Just a few days ago, it was a given that the Toronto Maple Leafs would dismantle the core of their roster and start all over again with a fresh and exciting rebuild. Things changed a bit when Mike Babcock was announced as the club’s next head coach, with many wondering how much talent and production could be squeezed out of Phil Kessel and Dion Phaneuf by one of hockey’s best bench bosses.
Does Babcock’s arrival mean a little more rope for Kessel and Phaneuf? Should the Leafs maybe not flip them for youngsters and assets this offseason? Our TLN Roundtable discusses…
I’ve been on the “trade everything” bandwagon since day one, and as much as it pains me to say it, I still am. I love Phil Kessel, and I also kind of like Dion Phaneuf, but for a team that is looking to rebuild they are the two most obvious pieces to move.
Like many, I anticipate that Mike Babcock will instantly make the Toronto Maple Leafs a better team, but I’m sure as hell not convinced that means Toronto is suddenly a playoff team. An actual koala with a clipboard and a fedora could coach this team to a better record next year. With that, I’m not ready to say “hey, we’re close, let’s regroup with our current core and give it a run under Babcock.” That’s ridiculous.
A few days ago, ESPN’s Corey Pronman wrote a good piece (for Insider$) on how the Leafs can rebuild their organization and specifically focused on drafting and development. In it, Pronman said that following the 2015 Draft the Leafs’ prospect pool, headlined by William Nylander and the 4th overall pick, along with Connor Brown, Brendan Leipsic, Andreas Johnson and the 24th overall pick, could potentially be a top ten farm system. Can you imagine how much better it would be if they add at least two or three more high-end assets in Kessel and Phaneuf deals? I’d commit to the rebuild every day of the week.
The hiring of Mike Babcock was a huge feather in Shanahan’s cap, and puts some feeling of legitimacy in the organization. Babcock is a winner, which is why him actually becoming a Leaf seemed so unlikely – this is a team and management group with a plan, a plan that’s going to involve some pain, and a lot of losses.
The expectation of failure for at least another season is largely due to the likelihood of Dion Phaneuf and Phil Kessel being moved this offseason – two players who do not fit with the long-term vision of management. However, these same two players look to be the types that would flourish under Mike Babcock – Phaneuf resembling Niklas Kronwall, who Babcock managed to turn into a solid top-pairing guy, and Kessel being the type of offensive wizard that he doesn’t shy away from using.

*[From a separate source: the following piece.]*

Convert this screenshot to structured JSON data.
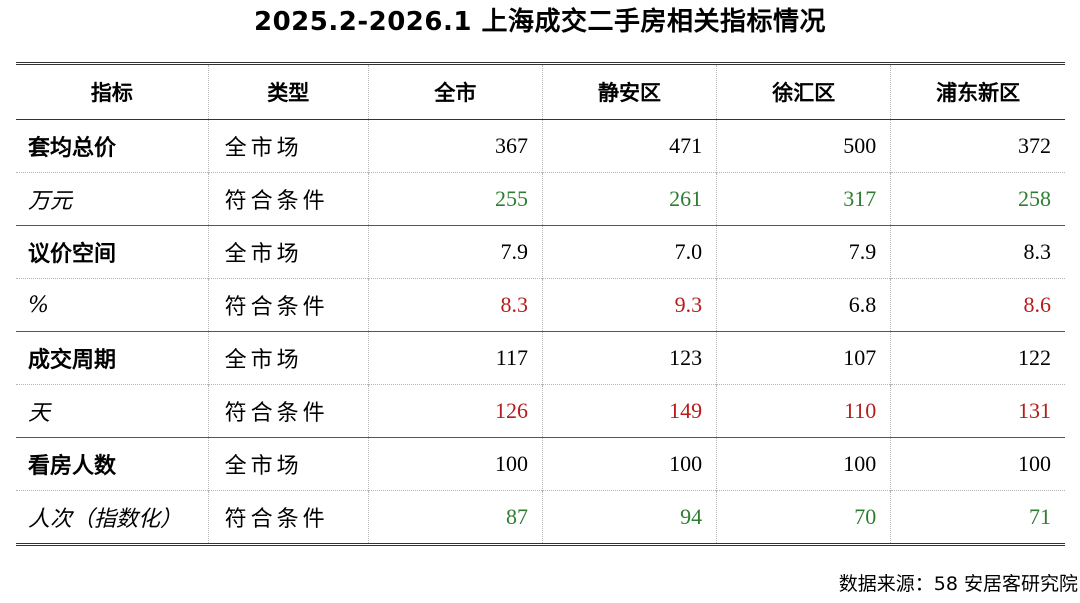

It’s tempting to want to see Phil spend another year in the blue and white, under the tutelage of a truly great coach. And as a fan of his, it would be nice to see Phaneuf succeed here as well. But this is a team that has to commit to a rebuild – and unfortunately, these two guys just don’t fit in to the long-term plans. The time to get some young assets that can grow with future core pieces is now. The trading of Kessel and Phaneuf is integral to that.
When it comes to these two specifically, you have to think that Babcock is going to take his time before making any significant decisions. The fact is, Babcock’s input was definitely considered by Ken Holland while he was in Detroit, which would lead you to believe that he wasn’t a major dissenter when the Red Wings nearly acquired Dion Phaneuf.
In regards to Kessel, Babcock has dealt with players that match his stereotypes before, but at a lower talent level. In a world where he no longer has Pavel Datsyuk and Henrik Zetterberg at his disposal, he’ll definitely want to find ways to use his lone “elite-level” forward. If Babcock were to write Kessel off based on reputation, he would be no better than a morning radio analyst. With that said, he’s the best coach in the world, and not a radio analyst, so I don’t think that’s a concern.
There’s a lot to the idea of shedding some of the veteran presence from this team to assist in the rebuild, but you need to leave a coach some big pieces. Two big pieces who would “sell” at below their market value at the moment are best suited to be held on to from a management perspective, and developed back into what they can be from a coach’s perspective. Needless to say, they’ll continue to be focal points on the Leafs roster for the time being.